WeWork is an extreme example but there’s a lot of concern now in the commercial real estate market overall. The banks and insurance companies who lent money to the space did so on the expectation that there would not be a market correction. Cap rates were so low that deals were struck for lenders to finance the purchase of commercial real estate buildings with a thin sliver of equity and the expectation that interest rates would remain at historic lows. Now that short term interest rates are above 5%, many equity investors in these commercial buildings have been basically wiped out. In fact, many lenders will also take a big hit when the buildings are reappraised under current market conditions.

For all practical purposes, the commercial real estate sector is therefore completely busted. Three and a half years after the pandemic hit, the downtowns of many major cities are still empty, and many employees have no desire to return to a five-days-a-week office environment. That in turn negatively impacts local economies and all the ancillary businesses which depend on office workers’ patronage. It is really indicative of a systemic problem in the commercial real estate market, which also has the ability to negatively impact the entire banking sector.

That is of concern because so many banks and lenders financed capital structures to buy buildings at a time when interest rates and cap rates were at record lows that many of those decisions now look ridiculous. And lenders who anticipated getting regular payments on the mortgages and loans they extended to buy these buildings have a major reset coming.

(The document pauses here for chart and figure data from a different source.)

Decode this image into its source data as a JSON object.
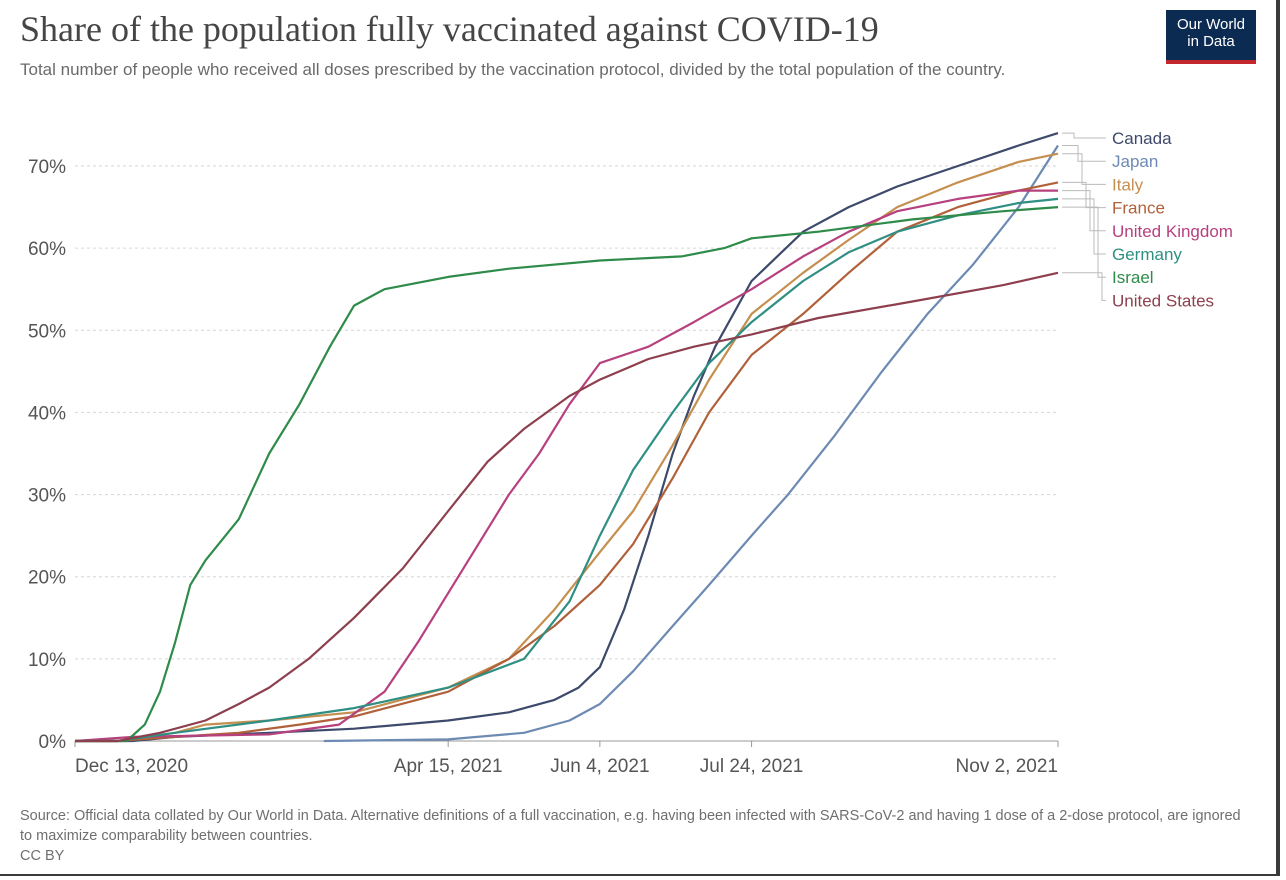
{
  "header": {
    "title": "Share of the population fully vaccinated against COVID-19",
    "subtitle": "Total number of people who received all doses prescribed by the vaccination protocol, divided by the total population of the country."
  },
  "logo": {
    "line1": "Our World",
    "line2": "in Data",
    "bg": "#0c2b52",
    "accent": "#c2272d"
  },
  "footer": {
    "source": "Source: Official data collated by Our World in Data. Alternative definitions of a full vaccination, e.g. having been infected with SARS-CoV-2 and having 1 dose of a 2-dose protocol, are ignored to maximize comparability between countries.",
    "license": "CC BY"
  },
  "chart_data": {
    "type": "line",
    "title": "Share of the population fully vaccinated against COVID-19",
    "x_range": [
      "2020-12-13",
      "2021-11-02"
    ],
    "x_ticks": [
      {
        "date": "2020-12-13",
        "label": "Dec 13, 2020"
      },
      {
        "date": "2021-04-15",
        "label": "Apr 15, 2021"
      },
      {
        "date": "2021-06-04",
        "label": "Jun 4, 2021"
      },
      {
        "date": "2021-07-24",
        "label": "Jul 24, 2021"
      },
      {
        "date": "2021-11-02",
        "label": "Nov 2, 2021"
      }
    ],
    "y_range": [
      0,
      70
    ],
    "y_ticks": [
      0,
      10,
      20,
      30,
      40,
      50,
      60,
      70
    ],
    "y_unit": "%",
    "grid": "horizontal dashed",
    "legend": "right",
    "series": [
      {
        "name": "Canada",
        "color": "#3d4a6b",
        "points": [
          [
            "2020-12-13",
            0
          ],
          [
            "2021-01-01",
            0
          ],
          [
            "2021-01-15",
            0.5
          ],
          [
            "2021-02-15",
            1
          ],
          [
            "2021-03-15",
            1.5
          ],
          [
            "2021-04-15",
            2.5
          ],
          [
            "2021-05-05",
            3.5
          ],
          [
            "2021-05-20",
            5
          ],
          [
            "2021-05-28",
            6.5
          ],
          [
            "2021-06-04",
            9
          ],
          [
            "2021-06-12",
            16
          ],
          [
            "2021-06-20",
            25
          ],
          [
            "2021-06-28",
            35
          ],
          [
            "2021-07-05",
            42
          ],
          [
            "2021-07-12",
            48
          ],
          [
            "2021-07-24",
            56
          ],
          [
            "2021-08-10",
            62
          ],
          [
            "2021-08-25",
            65
          ],
          [
            "2021-09-10",
            67.5
          ],
          [
            "2021-09-30",
            70
          ],
          [
            "2021-10-20",
            72.5
          ],
          [
            "2021-11-02",
            74
          ]
        ]
      },
      {
        "name": "Japan",
        "color": "#6d8ab3",
        "points": [
          [
            "2021-03-05",
            0
          ],
          [
            "2021-04-15",
            0.2
          ],
          [
            "2021-05-10",
            1
          ],
          [
            "2021-05-25",
            2.5
          ],
          [
            "2021-06-04",
            4.5
          ],
          [
            "2021-06-15",
            8.5
          ],
          [
            "2021-06-28",
            14
          ],
          [
            "2021-07-10",
            19
          ],
          [
            "2021-07-24",
            25
          ],
          [
            "2021-08-05",
            30
          ],
          [
            "2021-08-20",
            37
          ],
          [
            "2021-09-05",
            45
          ],
          [
            "2021-09-20",
            52
          ],
          [
            "2021-10-05",
            58
          ],
          [
            "2021-10-20",
            65
          ],
          [
            "2021-11-02",
            72.5
          ]
        ]
      },
      {
        "name": "Italy",
        "color": "#c58f4f",
        "points": [
          [
            "2020-12-13",
            0
          ],
          [
            "2020-12-27",
            0
          ],
          [
            "2021-01-15",
            1
          ],
          [
            "2021-01-25",
            2
          ],
          [
            "2021-02-15",
            2.5
          ],
          [
            "2021-03-15",
            3.5
          ],
          [
            "2021-04-15",
            6.5
          ],
          [
            "2021-05-05",
            10
          ],
          [
            "2021-05-20",
            16
          ],
          [
            "2021-06-04",
            23
          ],
          [
            "2021-06-15",
            28
          ],
          [
            "2021-06-28",
            36
          ],
          [
            "2021-07-10",
            44
          ],
          [
            "2021-07-24",
            52
          ],
          [
            "2021-08-10",
            57
          ],
          [
            "2021-08-25",
            61
          ],
          [
            "2021-09-10",
            65
          ],
          [
            "2021-09-30",
            68
          ],
          [
            "2021-10-20",
            70.5
          ],
          [
            "2021-11-02",
            71.5
          ]
        ]
      },
      {
        "name": "France",
        "color": "#b0613a",
        "points": [
          [
            "2020-12-13",
            0
          ],
          [
            "2020-12-27",
            0
          ],
          [
            "2021-01-15",
            0.5
          ],
          [
            "2021-02-05",
            1
          ],
          [
            "2021-02-25",
            2
          ],
          [
            "2021-03-15",
            3
          ],
          [
            "2021-04-15",
            6
          ],
          [
            "2021-05-05",
            10
          ],
          [
            "2021-05-20",
            14
          ],
          [
            "2021-06-04",
            19
          ],
          [
            "2021-06-15",
            24
          ],
          [
            "2021-06-28",
            32
          ],
          [
            "2021-07-10",
            40
          ],
          [
            "2021-07-24",
            47
          ],
          [
            "2021-08-10",
            52
          ],
          [
            "2021-08-25",
            57
          ],
          [
            "2021-09-10",
            62
          ],
          [
            "2021-09-30",
            65
          ],
          [
            "2021-10-20",
            67
          ],
          [
            "2021-11-02",
            68
          ]
        ]
      },
      {
        "name": "United Kingdom",
        "color": "#b7407f",
        "points": [
          [
            "2020-12-13",
            0
          ],
          [
            "2021-01-01",
            0.5
          ],
          [
            "2021-02-15",
            0.8
          ],
          [
            "2021-03-10",
            2
          ],
          [
            "2021-03-25",
            6
          ],
          [
            "2021-04-05",
            12
          ],
          [
            "2021-04-15",
            18
          ],
          [
            "2021-04-25",
            24
          ],
          [
            "2021-05-05",
            30
          ],
          [
            "2021-05-15",
            35
          ],
          [
            "2021-05-25",
            41
          ],
          [
            "2021-06-04",
            46
          ],
          [
            "2021-06-20",
            48
          ],
          [
            "2021-07-05",
            51
          ],
          [
            "2021-07-24",
            55
          ],
          [
            "2021-08-10",
            59
          ],
          [
            "2021-08-25",
            62
          ],
          [
            "2021-09-10",
            64.5
          ],
          [
            "2021-09-30",
            66
          ],
          [
            "2021-10-20",
            67
          ],
          [
            "2021-11-02",
            67
          ]
        ]
      },
      {
        "name": "Germany",
        "color": "#2f8f83",
        "points": [
          [
            "2020-12-13",
            0
          ],
          [
            "2020-12-27",
            0
          ],
          [
            "2021-01-15",
            1
          ],
          [
            "2021-02-15",
            2.5
          ],
          [
            "2021-03-15",
            4
          ],
          [
            "2021-04-15",
            6.5
          ],
          [
            "2021-05-10",
            10
          ],
          [
            "2021-05-25",
            17
          ],
          [
            "2021-06-04",
            25
          ],
          [
            "2021-06-15",
            33
          ],
          [
            "2021-06-28",
            40
          ],
          [
            "2021-07-10",
            46
          ],
          [
            "2021-07-24",
            51
          ],
          [
            "2021-08-10",
            56
          ],
          [
            "2021-08-25",
            59.5
          ],
          [
            "2021-09-10",
            62
          ],
          [
            "2021-09-30",
            64
          ],
          [
            "2021-10-20",
            65.5
          ],
          [
            "2021-11-02",
            66
          ]
        ]
      },
      {
        "name": "Israel",
        "color": "#2e8b4a",
        "points": [
          [
            "2020-12-13",
            0
          ],
          [
            "2020-12-30",
            0
          ],
          [
            "2021-01-05",
            2
          ],
          [
            "2021-01-10",
            6
          ],
          [
            "2021-01-15",
            12
          ],
          [
            "2021-01-20",
            19
          ],
          [
            "2021-01-25",
            22
          ],
          [
            "2021-02-05",
            27
          ],
          [
            "2021-02-15",
            35
          ],
          [
            "2021-02-25",
            41
          ],
          [
            "2021-03-07",
            48
          ],
          [
            "2021-03-15",
            53
          ],
          [
            "2021-03-25",
            55
          ],
          [
            "2021-04-15",
            56.5
          ],
          [
            "2021-05-05",
            57.5
          ],
          [
            "2021-06-04",
            58.5
          ],
          [
            "2021-07-01",
            59
          ],
          [
            "2021-07-15",
            60
          ],
          [
            "2021-07-24",
            61.2
          ],
          [
            "2021-08-15",
            62
          ],
          [
            "2021-09-15",
            63.5
          ],
          [
            "2021-10-15",
            64.5
          ],
          [
            "2021-11-02",
            65
          ]
        ]
      },
      {
        "name": "United States",
        "color": "#8d3f4e",
        "points": [
          [
            "2020-12-13",
            0
          ],
          [
            "2020-12-27",
            0
          ],
          [
            "2021-01-10",
            1
          ],
          [
            "2021-01-25",
            2.5
          ],
          [
            "2021-02-05",
            4.5
          ],
          [
            "2021-02-15",
            6.5
          ],
          [
            "2021-02-28",
            10
          ],
          [
            "2021-03-15",
            15
          ],
          [
            "2021-03-31",
            21
          ],
          [
            "2021-04-15",
            28
          ],
          [
            "2021-04-28",
            34
          ],
          [
            "2021-05-10",
            38
          ],
          [
            "2021-05-25",
            42
          ],
          [
            "2021-06-04",
            44
          ],
          [
            "2021-06-20",
            46.5
          ],
          [
            "2021-07-05",
            48
          ],
          [
            "2021-07-24",
            49.5
          ],
          [
            "2021-08-15",
            51.5
          ],
          [
            "2021-09-15",
            53.5
          ],
          [
            "2021-10-15",
            55.5
          ],
          [
            "2021-11-02",
            57
          ]
        ]
      }
    ]
  }
}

Landlords are also facing challenges because many of their tenants with long-term leases are looking to save money by subletting their existing unused space. Unfortunately, this creates an additional overhang on the commercial real estate market because sublets are available at considerably lower rates than regular tenancies offered by the building owners.

This is a story that will take some time to play out as commercial real estate continues to reset and office leases mature. And as banks deal with the repercussions from loans they made when money was cheap, we may eventually see a full-blown crisis since most banks operate with a very thin layer of equity as well. This creates a solvency problem which makes it impossible for many banks to absorb large write downs in their loan portfolios.

The real problem with WeWork, and many of the other companies that are now in distress, is that the business model only works if it is financed with excessive and cheap leverage. Such a business doesn’t have the cashflow to continue servicing existing debt and it can’t afford to borrow any more.

There was some good news about interest rates when the Federal Reserve announced after its most recent meeting that it was done with rate hikes for this year. However, Chairman Powell did indicate that additional increases are not off the table depending on how the economy performs over the next few months. And with the current Fed funds rate of 5.25-5.50% it is already getting harder for companies already carrying significant debt, borrowing more money is getting close to impossible. Moreover, the Fed’s monthly rounds of quantitative tightening (reducing its balance sheet by ~$60 BN per month) puts additional pressure on interest rates.

Difficult fixed-income market conditions are certainly a major factor driving some of the high-profile bankruptcies that we have seen of late. In addition to WeWork, examples include Rite Aid
, ATM maker Diebold Nixdorf, Bed Bath & Byond, Tupperware Brands
, Diamond Sports, National CineMedia, and Party City. They are not the only companies in that position, just some of the most prominent ones.

In essence, much of this distress is the result of massive secular changes brought about by advances in technology that have really revamped the playing field coupled with the usual culprit—an overleveraged balance sheet. It doesn’t matter if we are talking about a new economy company like WeWork or an old-style brick and mortar retailer like Rite Aid or Bed Bath & Beyond. Companies that take on more debt than the business can support can and do fail spectacularly.

The more things change, the more the basics remain the same.